Sandy Vandenberg became a fighter pilot and was sent to Europe as part of NATO. For two years while based in West Germany, he flew the F-86 fighter plane in preparedness for a Soviet attack. During one flight, his plane caught on fire and he was forced to eject over the Rhine River, landing safely in an apple tree.
He was eventually promoted to Captain and, in 1960, he was selected to attend the Air Command and Staff College, graduating in June 1961. After three years in West Germany helping to prepare for a potential Soviet attack and then holding other high-ranking positions, he was promoted to Lt.

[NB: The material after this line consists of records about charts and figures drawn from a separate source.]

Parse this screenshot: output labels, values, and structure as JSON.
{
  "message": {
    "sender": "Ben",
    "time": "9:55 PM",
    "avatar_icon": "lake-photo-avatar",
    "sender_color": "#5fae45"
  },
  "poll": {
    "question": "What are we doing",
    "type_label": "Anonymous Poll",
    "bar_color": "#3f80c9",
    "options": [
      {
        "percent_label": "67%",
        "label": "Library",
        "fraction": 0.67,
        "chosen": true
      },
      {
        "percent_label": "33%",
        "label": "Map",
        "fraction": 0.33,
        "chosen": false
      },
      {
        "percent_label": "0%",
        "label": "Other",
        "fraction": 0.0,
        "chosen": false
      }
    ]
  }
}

Colonel and sent to Da Nang, South Vietnam.
Assuming command of the 390th Tactical Fighter Squadron, he completed 100 missions over North Vietnam and 52 missions over South Vietnam in the F-4. Most involved dive-bombing targets, but he also protected fellow dive bombers from North Vietnamese MiGs so they could do their job.
Vandenberg still remembers the horrible food at the Da Nang Officers Open Mess (nicknamed the DOOM Club) like cold spaghetti, tough meat and powdered milk and eggs.
For his service in Vietnam, he received a Silver Star for gallantry in action, a Bronze Star for outstanding performance in the combat area, four Distinguished Flying Crosses for heroism, and 12 Air Medals.
In 1967, he was assigned to the Pentagon, writing papers and getting generals to approve requisitions related to the U.S. Air Force. He despised the job, since he felt it wasn’t a logical way of running headquarters.
After seven months, he was promoted to Colonel and then was selected to attend The National War College in Washington D.C., from 1968-69. Some of the highlights of his time there were talks given by government and civilian leaders including National Security Advisor Henry Kissinger and foreign leaders.
He went on to supervise the Air Force’s pilot instructor training program and, in 1973, he went to the Air Force Academy, in Colorado Springs, Colorado, where he served as Vice Commandant and then Commandant of Cadets and was promoted to Brigadier General. His role was to train cadets to become officers and to supervise all facets of their life.
In 1976, he was promoted to Major General and served as an advisor to the Shah of Iran and his staff. Eventually he was sent back to the Pentagon, where he served in various roles and ultimately became Vice Commander in Chief of Pacific Air Forces at Hickam Air Force Base in Hawaii.
In 1981, Vandenberg retired and moved to Tucson. He has spent much of the last 35 years studying the Apache Wars, writing articles for Armchair General magazine and reminiscing about war times with fellow veterans Frank Chambers, Ann Gardiner and Dave Rickard at the Rincon Rotary Club.